Writing has been this thing I was meant for – this thing I was supposed to do – for so long. I kept at “being a writer” while I was in high school, then college, then when I graduated. I kept at it while dating, while engaged, when married, when job-searching and then job-juggling.

I don’t know how to keep at it while being a mom. I keep trying to figure it out, only to return to the same question (why bother at all?), even on the rare days where I manage to get some words onto the page.

I did it, I say to myself, smiling. And then the smile fades because so what? What for? It’s not like anyone cares.

And it’s not like anyone should care. There’s so much to care about, in this world, and now a louder and louder part of me wonders who I’m kidding, hunching over these notebooks, imagining silly adventures that don’t matter to anyone but me.
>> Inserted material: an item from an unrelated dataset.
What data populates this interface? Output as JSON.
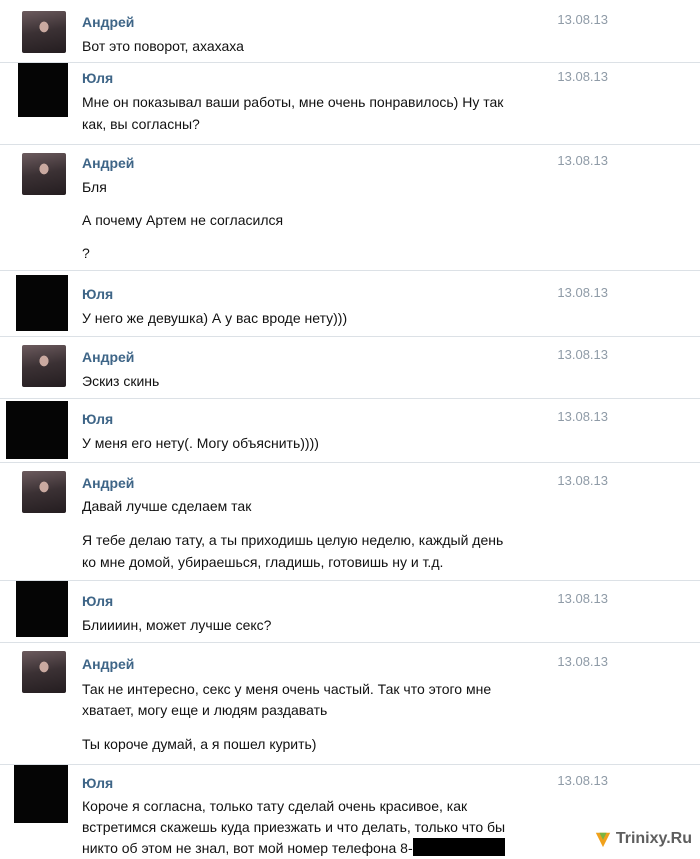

What if they shouldn’t matter to me, either? What if . . . I’m not supposed to be writing? What if I’m supposed to focus on something else? On being someone else?

I know you’re not supposed to quit, just because the job’s gotten harder. Sometimes, when the going gets rough, that means it’s more important than ever to press on. I guess, I just wanted to say the going’s rough. It’s been rough for a while. And I get downhearted, thinking about how much longer the roughness may continue.

But also wanted to say that I don’t mean to quit. Not quite yet.